L’eutanasia: è l’intervento medico che procura la morte di una persona consenziente, malata o menomata in modo permanente. A differenza dell’eutanasia, nel suicidio assistito il medico non compie in prima persona l’atto necessario per porre fine alla vita e alle sofferenze del malato. In questo caso, il medico si limita a fornire al paziente i mezzi utili a compiere questo gesto, senza intervenire direttamente.
Sia l’eutanasia che il suicidio medicalmente assistito, pertanto, non hanno nulla a che vedere con le cure palliative, ma spesso si fa molta confusione e si pensa che ne facciano parte.
Sono una sorta di “testamento” che, a seguito delle informazioni ricevute tramite il consenso informato, consente al cittadino in grado di intendere e di volere di definire “ora per allora” i trattamenti cui desidera essere o non essere sottoposto. Le DAT sono espressioni libere e volontarie che autocertificano la capacità di compiere una scelta libera e consapevole. Le proprie Disposizioni Anticipate di Trattamento possono essere redatte in vari modi: scritte a mano, al computer o registrate e sono modificabili in qualsiasi momento. Devono poi essere firmate davanti a un notaio o a un pubblico ufficiale dell’Ufficio di Stato Civile del Comune di residenza, e inserite nel fascicolo medico elettronico della Regione di appartenenza.
Le DAT sono regolate in Italia dalla legge n.219/2017.

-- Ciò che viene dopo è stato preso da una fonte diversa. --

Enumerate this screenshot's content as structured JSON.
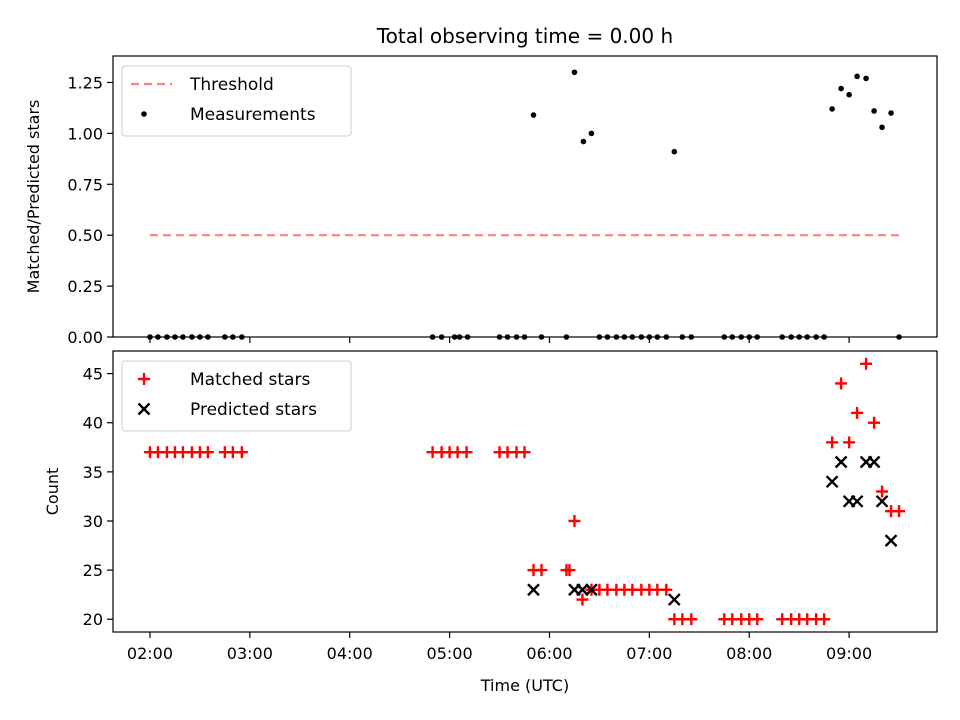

Il consenso informato è la procedura con cui il paziente autorizza il medico ad avviare o proseguire un programma diagnostico-terapeutico. Trae fondamento dal diritto di ogni persona di conoscere le proprie condizioni di salute e di essere informata in modo completo, aggiornato e comprensibile riguardo alla diagnosi, alla prognosi, ai benefici e ai rischi degli accertamenti diagnostici e dei trattamenti sanitari indicati, nonché riguardo alle possibili alternative e alle conseguenze dell'eventuale rifiuto del trattamento sanitario e dell'accertamento diagnostico o della rinuncia ai medesimi. Per i minori, il consenso informato è espresso dai genitori o dai tutori, che sono legalmente responsabili della salute e delle scelte fino alla maggiore età del ragazzo. Nelle cure palliative pediatriche, viene di norma ascoltata e presa in considerazione anche la volontà espressa dal ragazzo, secondo le sue capacità.
Il consenso informato trova fondamento direttamente nei principi espressi dagli art. 2, 13 e 32 della Costituzione, ed è disciplinato dalla Legge 145/2001 e dall’art.1 della Legge 219/2017.